Musical ties in Mountain Brook for Will Mason go back way further than opening their storefront for music lessons, Mason Music, in Mountain Brook Village in 2013. Today he focuses on running their four locations, while his wife, Sarah, runs the Mason Music Foundation to provide music opportunities to the low income population and those with disabilities. Will has also seen students like Ellis Bernstein signed with a band called Lady Legs and a group that came out of their Rock Band League, Riverbend, play at Sloss Fest. Here’s some of his story.

How did you first get into music?

My parents signed me up for piano lessons when I was 6. I excelled at it, but I didn’t really love it. I switched to guitar when I was 13, and it was totally different. I walked into my first lesson, and my teacher said, “What do you want to learn?” And I had never been asked that question, so I was really taken aback by that. Very quickly I started to connect the music I was listening to what I was playing, which was a really a different experience than piano. I started playing in bands, but I never considered making it a career. 

How did you end up teaching lessons?

I took a “semester” off of college, and started playing in a band that ended up turning into a five-year endeavor. We got signed to a record label and started touring the country and lived the dream. It was called Moses Mayfield, and Matthew Mayfield was the principal songwriter. He and I played in Art Forms together at the junior high. Then, I met my wife, Sarah, and got married in 2007, and the band got dropped from the label. My wife is a musician too, and we started  teaching lessons. My first student was a kid who came up to me at church after I was playing at a service, and said, “Hey, can you teach me how to do that?” I started meeting with him once a week and really liked it, and then his neighbor starting calling and their friends started calling.

How did that evolve into what is now Mason Music?

Sarah teaches piano and voice, and I teach guitar. We were driving all over, and then we started hiring some of our friends for our waiting list. All of the business stuff came later, but it became such a passion and there was a need for it in the community. We have now shifted from doing the teaching to finding great teachers to carry on our mission and vision. I have gone from my satisfaction and fulfillment being found in the teaching and one-on-one interactions with the students to letting go of some of that and seeing other teachers’ satisfaction in that and me enjoying leading those people. I feel really confident in everyone that works for us, and it allows us to multiply our influence.
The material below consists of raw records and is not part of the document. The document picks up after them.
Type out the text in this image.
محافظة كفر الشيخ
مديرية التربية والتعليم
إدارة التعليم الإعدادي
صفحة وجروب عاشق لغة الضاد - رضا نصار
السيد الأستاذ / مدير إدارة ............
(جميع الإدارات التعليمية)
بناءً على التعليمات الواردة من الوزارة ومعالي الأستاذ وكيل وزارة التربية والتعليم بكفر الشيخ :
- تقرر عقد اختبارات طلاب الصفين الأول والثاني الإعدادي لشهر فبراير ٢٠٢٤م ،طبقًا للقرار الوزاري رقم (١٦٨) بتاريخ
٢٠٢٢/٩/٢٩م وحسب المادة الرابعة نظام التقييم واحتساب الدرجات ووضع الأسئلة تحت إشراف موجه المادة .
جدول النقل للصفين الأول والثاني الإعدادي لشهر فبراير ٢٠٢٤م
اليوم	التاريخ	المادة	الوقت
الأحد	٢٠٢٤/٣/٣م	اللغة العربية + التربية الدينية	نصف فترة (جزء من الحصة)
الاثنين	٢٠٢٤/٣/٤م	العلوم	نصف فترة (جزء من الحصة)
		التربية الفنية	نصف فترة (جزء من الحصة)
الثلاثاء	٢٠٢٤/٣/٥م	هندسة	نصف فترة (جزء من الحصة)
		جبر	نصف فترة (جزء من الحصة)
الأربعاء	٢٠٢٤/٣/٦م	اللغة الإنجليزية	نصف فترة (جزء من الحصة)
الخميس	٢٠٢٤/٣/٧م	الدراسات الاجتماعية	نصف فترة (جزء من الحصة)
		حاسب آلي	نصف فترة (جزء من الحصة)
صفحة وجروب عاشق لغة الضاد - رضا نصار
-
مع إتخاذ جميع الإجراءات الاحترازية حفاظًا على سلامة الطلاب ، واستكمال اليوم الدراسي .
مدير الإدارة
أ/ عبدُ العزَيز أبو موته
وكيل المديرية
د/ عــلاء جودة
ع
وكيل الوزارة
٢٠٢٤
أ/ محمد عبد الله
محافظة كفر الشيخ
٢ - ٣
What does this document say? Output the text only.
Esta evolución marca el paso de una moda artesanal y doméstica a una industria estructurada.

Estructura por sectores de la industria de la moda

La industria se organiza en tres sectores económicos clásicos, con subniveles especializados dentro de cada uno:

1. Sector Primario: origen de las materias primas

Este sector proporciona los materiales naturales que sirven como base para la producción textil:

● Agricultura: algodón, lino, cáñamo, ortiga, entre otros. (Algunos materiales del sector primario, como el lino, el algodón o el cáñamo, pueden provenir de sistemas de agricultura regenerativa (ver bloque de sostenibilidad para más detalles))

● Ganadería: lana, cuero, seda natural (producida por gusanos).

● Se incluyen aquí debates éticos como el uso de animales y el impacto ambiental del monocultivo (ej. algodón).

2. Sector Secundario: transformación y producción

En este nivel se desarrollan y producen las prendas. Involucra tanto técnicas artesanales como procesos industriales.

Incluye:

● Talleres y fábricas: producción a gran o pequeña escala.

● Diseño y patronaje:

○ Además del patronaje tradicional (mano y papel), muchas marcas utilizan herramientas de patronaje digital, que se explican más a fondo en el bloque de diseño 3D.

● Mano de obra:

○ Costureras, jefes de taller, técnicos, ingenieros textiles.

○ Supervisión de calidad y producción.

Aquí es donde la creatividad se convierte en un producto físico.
How does Mason Music approach teaching?

It is very much a reaction to the rigid music lessons we experienced. Most of our teachers grew up with that, and to an extent we are grateful because it made us into the musicians that we are. As a teacher you have to figure out how hard to push a student and how to keep them engaged. It should be fun, it’s music. We have a lot of different teachers with different backgrounds and different personalities, so we can match people up to a teacher. We are like an eHarmony for music lessons.

What might people not know about what y’all do now?

The majority of what we do is private lessons—piano, voice, guitar, drums and violin, along with ukulele, harmonic, banjo, bass. We wanted to build community, and you can’t do that one at a time, so we do group lessons, like Taylor Swift voice class, a Led Zeppelin guitar class and more topic-based classes like a Recording 101. We have an acoustic jam session every Tuesday at 8:00 at night. The coolest thing we do in the group lesson realm is the Rock Band League. It’s a lot like a sports league model. They have a coach and practice every week in our facility, and then you have gigs at real venues. We also started a booking agency too that books bands in the community and have retail items in our locations.